Naja wenn es so kommt wie angekündigt, dann steht irgendwann mal unten eine grün weiße oder blaue Streife und kassiert mal locker ein wenig Kohle ein.


----------



## Mc_Fly (26. Januar 2007)

Rockyalex! schrieb:


> ... Es hat doch vor Jahren schlicht Keinen interessiert...(Irrelevant?)



Drücken wir es mal so aus ..... !

Vor Jahren gab es auch keine 200mm Federweg.
Da ist man die Ripp im normalem Tempo runtergefahren.

Wenn ich mir heute die Ripp anschaue und sehe wie durch Abkürzen die Naturstrecke kaputt gefahren wird, kann ich die Reaktion der Stadt verstehen.

2.tens. 
Es ist immer noch ein Wanderweg welcher durch den Klettersteig noch mehr Besucher anzieht.
Es kann nicht sein, das mache DH´ler die Ripp als Trainigsstrecke mißbrauchen.

Diese beiden Punkte sind der Grund für das VERBOT.
Falls ihr meint, das es mit dem Verbot genau so wie im Donaloch ist, dann spart schon mal ....
Einer der Stadtsheriffs wohnt am Ausgang von der Ripp. 
Daher ist das Verbot sehr leicht zu Kontrollieren.

Gruß
Marco

PS: Auch ich bin schon die Ripp runter (das erste mal vor 15 Jahren).
Wenn Ihr fahren wollt, dann macht das nach 18:00 Uhr.

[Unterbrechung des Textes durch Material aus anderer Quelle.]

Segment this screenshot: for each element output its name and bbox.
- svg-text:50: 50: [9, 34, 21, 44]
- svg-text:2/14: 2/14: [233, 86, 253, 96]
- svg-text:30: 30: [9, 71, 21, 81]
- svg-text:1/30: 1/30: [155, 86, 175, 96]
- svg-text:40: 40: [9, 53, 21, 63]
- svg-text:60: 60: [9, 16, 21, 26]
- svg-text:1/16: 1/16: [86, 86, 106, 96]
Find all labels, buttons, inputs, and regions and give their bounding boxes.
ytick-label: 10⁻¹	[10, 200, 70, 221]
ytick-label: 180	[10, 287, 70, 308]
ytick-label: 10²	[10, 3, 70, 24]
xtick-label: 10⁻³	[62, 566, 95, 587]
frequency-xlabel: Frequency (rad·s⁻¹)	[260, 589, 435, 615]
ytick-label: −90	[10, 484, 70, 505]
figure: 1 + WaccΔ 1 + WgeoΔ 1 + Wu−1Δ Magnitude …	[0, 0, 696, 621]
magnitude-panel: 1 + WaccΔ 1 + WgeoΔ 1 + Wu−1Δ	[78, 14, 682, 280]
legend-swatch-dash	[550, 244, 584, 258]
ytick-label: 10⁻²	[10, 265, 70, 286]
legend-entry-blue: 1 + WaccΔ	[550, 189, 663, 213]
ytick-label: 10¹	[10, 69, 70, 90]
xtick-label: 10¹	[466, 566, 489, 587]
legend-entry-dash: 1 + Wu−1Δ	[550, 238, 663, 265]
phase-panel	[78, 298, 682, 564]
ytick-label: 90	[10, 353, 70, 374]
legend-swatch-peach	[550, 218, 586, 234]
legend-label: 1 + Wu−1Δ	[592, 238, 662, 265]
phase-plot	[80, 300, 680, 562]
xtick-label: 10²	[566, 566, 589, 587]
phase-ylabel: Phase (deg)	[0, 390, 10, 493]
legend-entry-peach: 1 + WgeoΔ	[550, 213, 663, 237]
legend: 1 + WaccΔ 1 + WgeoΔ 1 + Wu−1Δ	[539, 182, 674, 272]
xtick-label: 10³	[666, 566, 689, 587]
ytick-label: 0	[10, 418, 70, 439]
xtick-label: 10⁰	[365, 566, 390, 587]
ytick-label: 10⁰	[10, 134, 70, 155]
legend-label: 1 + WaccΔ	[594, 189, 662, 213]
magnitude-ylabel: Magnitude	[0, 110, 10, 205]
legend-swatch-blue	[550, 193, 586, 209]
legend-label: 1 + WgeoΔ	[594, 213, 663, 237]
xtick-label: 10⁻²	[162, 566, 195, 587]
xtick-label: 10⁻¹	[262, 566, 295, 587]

Da stört ihr keinen.


----------



## sebot.rlp (26. Januar 2007)

Also ich werde die Ripp, wenn ich in der Ecke mal bin, nach wie vor befahren, denn so einen tollen anspruchsvollen Trail mit zudem noch so einer geilen Koulisse gibt es hier in der Gegend eher wenigere.

Unter der Woche wandert da sowieso fast niemand hoch oder runter und am Wochenende sollte man dann zu Zeiten fahren wo dort weniger Betrieb ist.

Wenn man nach den ganzen Verboten ginge, dann darf man bald nirgendswo mehr fahren!
Im Stadtwald gibt es auch schon genügend Verbote und ich finde als Biker sollte man auch dagegen angehen!

CC Mountainbiker verstehen dies vielleicht nicht, aber MTB ohne Trails ist wie Auto fahren nur im Stau.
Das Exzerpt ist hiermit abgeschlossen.